Sevgili okurlarım, 31 Mart seçim gecesinden bu yana Türkiye’de olanları hayretle, dehşet ve ibretle izlemeyi sürdürüyoruz.
Sokakta rastladığım tanıdık tanımadık herkes aynı şeyi soruyor:
“Ne olacak, işin sonu nereye varacak?..”
Bilmiyoruz, hiç kimse bilmiyor.
Hemen ardından ikinci soru geliyor:
“Sizce YSK nasıl bir karar verecek?..”
Onu da bilmediğinizi, ancak iktidar partisinin istemlerinin reddedilmesi gerektiğini söylediğinizde suratlarından anlıyorum, bazıları gönül koyuyor...
İçlerinden herhalde “Biliyor ama bizi başından savmak için böyle diyor” diye düşünüyor.
★★★
Nedir bu YSK?..
11 üyeden oluşuyor.
Hepsi yüksek hakim.
Yasa uyarınca 6’sı Yargıtay, 5’i Danıştay üyelerinden (kendi genel kurullarında seçildikten sonra) oluşuyor.
Yargıda en üst düzeye yükselmiş olan hukukçular. Yasal güvenceleri sonsuz.
Maaşlarına yanı sıra olarak onlara ek ödeme yapılıyor. Dolayısıyla herhangi bir ekonomik sıkıntıları yok.
Her birine bir makam aracı, şoför ve çok sayıda koruma tahsis edilmiş durumda.
Yani rahatları da iyi, korkacak bir şeyleri yok.

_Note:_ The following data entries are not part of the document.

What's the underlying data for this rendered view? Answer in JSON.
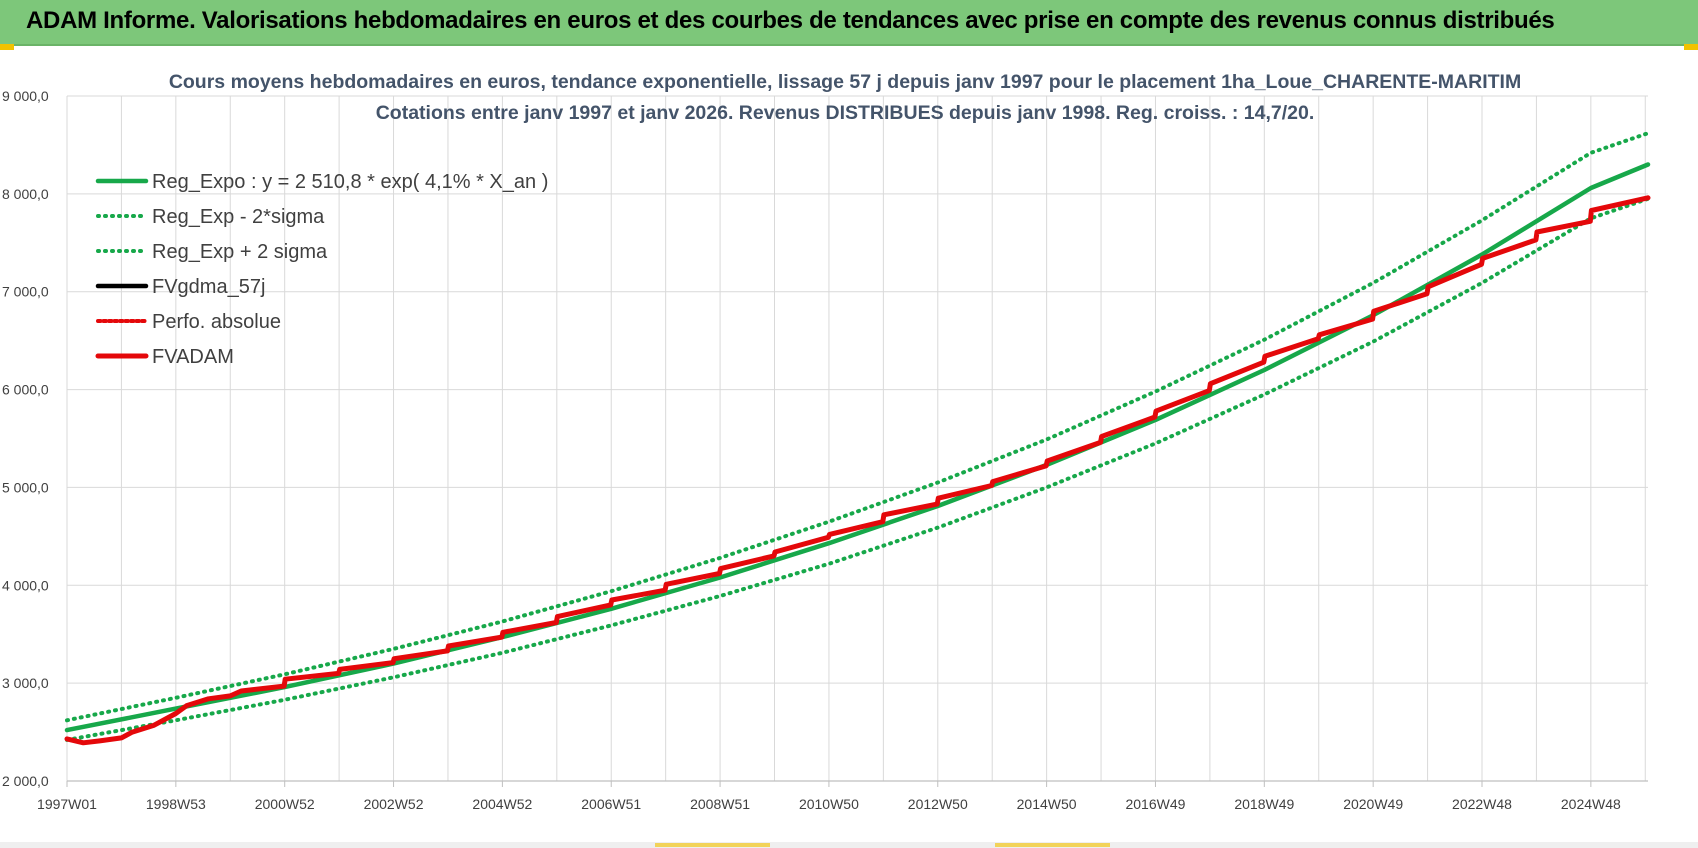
{
  "header": {
    "title": "ADAM Informe. Valorisations hebdomadaires en euros et des courbes de tendances avec prise en compte des revenus connus distribués"
  },
  "colors": {
    "banner": "#7dc77a",
    "regression": "#17a84a",
    "fvadam": "#e4080a",
    "fvgdma": "#000000",
    "gridline": "#d9d9d9"
  },
  "chart_data": {
    "type": "line",
    "title": "Cours moyens hebdomadaires en euros, tendance exponentielle, lissage 57 j depuis janv 1997  pour le placement 1ha_Loue_CHARENTE-MARITIM",
    "subtitle": "Cotations entre janv 1997 et janv 2026. Revenus DISTRIBUES depuis janv 1998.  Reg. croiss. : 14,7/20.",
    "xlabel": "",
    "ylabel": "",
    "ylim": [
      2000,
      9000
    ],
    "y_ticks": [
      "2 000,0",
      "3 000,0",
      "4 000,0",
      "5 000,0",
      "6 000,0",
      "7 000,0",
      "8 000,0",
      "9 000,0"
    ],
    "x_range": [
      1997.0,
      2026.05
    ],
    "x_ticks": [
      {
        "label": "1997W01",
        "x": 1997.0
      },
      {
        "label": "1998W53",
        "x": 1999.0
      },
      {
        "label": "2000W52",
        "x": 2001.0
      },
      {
        "label": "2002W52",
        "x": 2003.0
      },
      {
        "label": "2004W52",
        "x": 2005.0
      },
      {
        "label": "2006W51",
        "x": 2007.0
      },
      {
        "label": "2008W51",
        "x": 2009.0
      },
      {
        "label": "2010W50",
        "x": 2011.0
      },
      {
        "label": "2012W50",
        "x": 2013.0
      },
      {
        "label": "2014W50",
        "x": 2015.0
      },
      {
        "label": "2016W49",
        "x": 2017.0
      },
      {
        "label": "2018W49",
        "x": 2019.0
      },
      {
        "label": "2020W49",
        "x": 2021.0
      },
      {
        "label": "2022W48",
        "x": 2023.0
      },
      {
        "label": "2024W48",
        "x": 2025.0
      }
    ],
    "grid": true,
    "legend_position": "top-left",
    "series": [
      {
        "name": "Reg_Expo : y = 2 510,8 * exp( 4,1% *  X_an )",
        "style": "solid",
        "color": "#17a84a",
        "x": [
          1997.0,
          1999.0,
          2001.0,
          2003.0,
          2005.0,
          2007.0,
          2009.0,
          2011.0,
          2013.0,
          2015.0,
          2017.0,
          2019.0,
          2021.0,
          2023.0,
          2025.0,
          2026.05
        ],
        "y": [
          2520,
          2740,
          2960,
          3200,
          3470,
          3760,
          4080,
          4430,
          4810,
          5230,
          5690,
          6200,
          6760,
          7380,
          8060,
          8300
        ]
      },
      {
        "name": "Reg_Exp - 2*sigma",
        "style": "dotted",
        "color": "#17a84a",
        "x": [
          1997.0,
          1999.0,
          2001.0,
          2003.0,
          2005.0,
          2007.0,
          2009.0,
          2011.0,
          2013.0,
          2015.0,
          2017.0,
          2019.0,
          2021.0,
          2023.0,
          2025.0,
          2026.05
        ],
        "y": [
          2420,
          2620,
          2830,
          3060,
          3310,
          3590,
          3890,
          4220,
          4590,
          5000,
          5450,
          5950,
          6490,
          7090,
          7750,
          7950
        ]
      },
      {
        "name": "Reg_Exp + 2 sigma",
        "style": "dotted",
        "color": "#17a84a",
        "x": [
          1997.0,
          1999.0,
          2001.0,
          2003.0,
          2005.0,
          2007.0,
          2009.0,
          2011.0,
          2013.0,
          2015.0,
          2017.0,
          2019.0,
          2021.0,
          2023.0,
          2025.0,
          2026.05
        ],
        "y": [
          2620,
          2850,
          3090,
          3350,
          3630,
          3940,
          4280,
          4650,
          5050,
          5490,
          5980,
          6510,
          7090,
          7730,
          8420,
          8620
        ]
      },
      {
        "name": "FVgdma_57j",
        "style": "solid",
        "color": "#000000",
        "x": [
          1997.0,
          1997.3,
          1997.6,
          1998.0,
          1998.2,
          1998.6,
          1999.0,
          1999.2,
          1999.6,
          2000.0,
          2000.2,
          2000.99,
          2001.01,
          2001.99,
          2002.01,
          2002.99,
          2003.01,
          2003.99,
          2004.01,
          2004.99,
          2005.01,
          2005.99,
          2006.01,
          2006.99,
          2007.01,
          2007.99,
          2008.01,
          2008.99,
          2009.01,
          2009.99,
          2010.01,
          2010.99,
          2011.01,
          2011.99,
          2012.01,
          2012.99,
          2013.01,
          2013.99,
          2014.01,
          2014.99,
          2015.01,
          2015.99,
          2016.01,
          2016.99,
          2017.01,
          2017.99,
          2018.01,
          2018.99,
          2019.01,
          2019.99,
          2020.01,
          2020.99,
          2021.01,
          2021.99,
          2022.01,
          2022.99,
          2023.01,
          2023.99,
          2024.01,
          2024.99,
          2025.01,
          2026.05
        ],
        "y": [
          2430,
          2390,
          2410,
          2440,
          2500,
          2570,
          2690,
          2770,
          2840,
          2870,
          2920,
          2970,
          3040,
          3100,
          3140,
          3210,
          3250,
          3330,
          3380,
          3470,
          3520,
          3620,
          3680,
          3800,
          3850,
          3950,
          4010,
          4120,
          4170,
          4300,
          4340,
          4490,
          4520,
          4650,
          4720,
          4830,
          4890,
          5020,
          5060,
          5220,
          5270,
          5460,
          5520,
          5720,
          5780,
          5990,
          6060,
          6280,
          6340,
          6520,
          6560,
          6720,
          6800,
          6980,
          7050,
          7280,
          7340,
          7530,
          7610,
          7720,
          7830,
          7960
        ]
      },
      {
        "name": "Perfo. absolue",
        "style": "dotted",
        "color": "#e4080a",
        "x": [
          1997.0,
          1997.3,
          1997.6,
          1998.0,
          1998.2,
          1998.6,
          1999.0,
          1999.2,
          1999.6,
          2000.0,
          2000.2,
          2000.99,
          2001.01,
          2001.99,
          2002.01,
          2002.99,
          2003.01,
          2003.99,
          2004.01,
          2004.99,
          2005.01,
          2005.99,
          2006.01,
          2006.99,
          2007.01,
          2007.99,
          2008.01,
          2008.99,
          2009.01,
          2009.99,
          2010.01,
          2010.99,
          2011.01,
          2011.99,
          2012.01,
          2012.99,
          2013.01,
          2013.99,
          2014.01,
          2014.99,
          2015.01,
          2015.99,
          2016.01,
          2016.99,
          2017.01,
          2017.99,
          2018.01,
          2018.99,
          2019.01,
          2019.99,
          2020.01,
          2020.99,
          2021.01,
          2021.99,
          2022.01,
          2022.99,
          2023.01,
          2023.99,
          2024.01,
          2024.99,
          2025.01,
          2026.05
        ],
        "y": [
          2430,
          2390,
          2410,
          2440,
          2500,
          2570,
          2690,
          2770,
          2840,
          2870,
          2920,
          2970,
          3040,
          3100,
          3140,
          3210,
          3250,
          3330,
          3380,
          3470,
          3520,
          3620,
          3680,
          3800,
          3850,
          3950,
          4010,
          4120,
          4170,
          4300,
          4340,
          4490,
          4520,
          4650,
          4720,
          4830,
          4890,
          5020,
          5060,
          5220,
          5270,
          5460,
          5520,
          5720,
          5780,
          5990,
          6060,
          6280,
          6340,
          6520,
          6560,
          6720,
          6800,
          6980,
          7050,
          7280,
          7340,
          7530,
          7610,
          7720,
          7830,
          7960
        ]
      },
      {
        "name": "FVADAM",
        "style": "solid",
        "color": "#e4080a",
        "x": [
          1997.0,
          1997.3,
          1997.6,
          1998.0,
          1998.2,
          1998.6,
          1999.0,
          1999.2,
          1999.6,
          2000.0,
          2000.2,
          2000.99,
          2001.01,
          2001.99,
          2002.01,
          2002.99,
          2003.01,
          2003.99,
          2004.01,
          2004.99,
          2005.01,
          2005.99,
          2006.01,
          2006.99,
          2007.01,
          2007.99,
          2008.01,
          2008.99,
          2009.01,
          2009.99,
          2010.01,
          2010.99,
          2011.01,
          2011.99,
          2012.01,
          2012.99,
          2013.01,
          2013.99,
          2014.01,
          2014.99,
          2015.01,
          2015.99,
          2016.01,
          2016.99,
          2017.01,
          2017.99,
          2018.01,
          2018.99,
          2019.01,
          2019.99,
          2020.01,
          2020.99,
          2021.01,
          2021.99,
          2022.01,
          2022.99,
          2023.01,
          2023.99,
          2024.01,
          2024.99,
          2025.01,
          2026.05
        ],
        "y": [
          2430,
          2390,
          2410,
          2440,
          2500,
          2570,
          2690,
          2770,
          2840,
          2870,
          2920,
          2970,
          3040,
          3100,
          3140,
          3210,
          3250,
          3330,
          3380,
          3470,
          3520,
          3620,
          3680,
          3800,
          3850,
          3950,
          4010,
          4120,
          4170,
          4300,
          4340,
          4490,
          4520,
          4650,
          4720,
          4830,
          4890,
          5020,
          5060,
          5220,
          5270,
          5460,
          5520,
          5720,
          5780,
          5990,
          6060,
          6280,
          6340,
          6520,
          6560,
          6720,
          6800,
          6980,
          7050,
          7280,
          7340,
          7530,
          7610,
          7720,
          7830,
          7960
        ]
      }
    ]
  }
}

Bu Kurul’a 2013 yılında seçilen Sadi Güven YSK’nın kıdemli başkanı.
İmam hatip mezunu...
Ve seçimler konusunda her açıdan son sözü söyleyen ekibin başında yer alıyor.
Diğer üyeleri hiç tanımıyoruz!
Onlar ortalıkta asla görünmüyor!
★★★
Geçmiş yıllarda gerek Yargıtay’da ve gerekse Danıştay’da YSK’ya üye seçimi genelde şöyle gerçekleşirdi:
“Bu arkadaşın çocuğu yurt dışında okuyor, dolayısıyla para lâzım...”
“Yeni ev aldı, borçlandı. YSK’ya onu seçelim de maddi sorunlarına biraz olsun katkıda bulunalım...”
“Hanımı rahatsız. Sık sık hastaneye gidiyor. Hiç değilse emrinde bir makam aracı bulunsun...”
Bu seçimin şimdi nasıl ve hangi ilkelere göre yapıldığını doğrusunu isterseniz bilemiyorum.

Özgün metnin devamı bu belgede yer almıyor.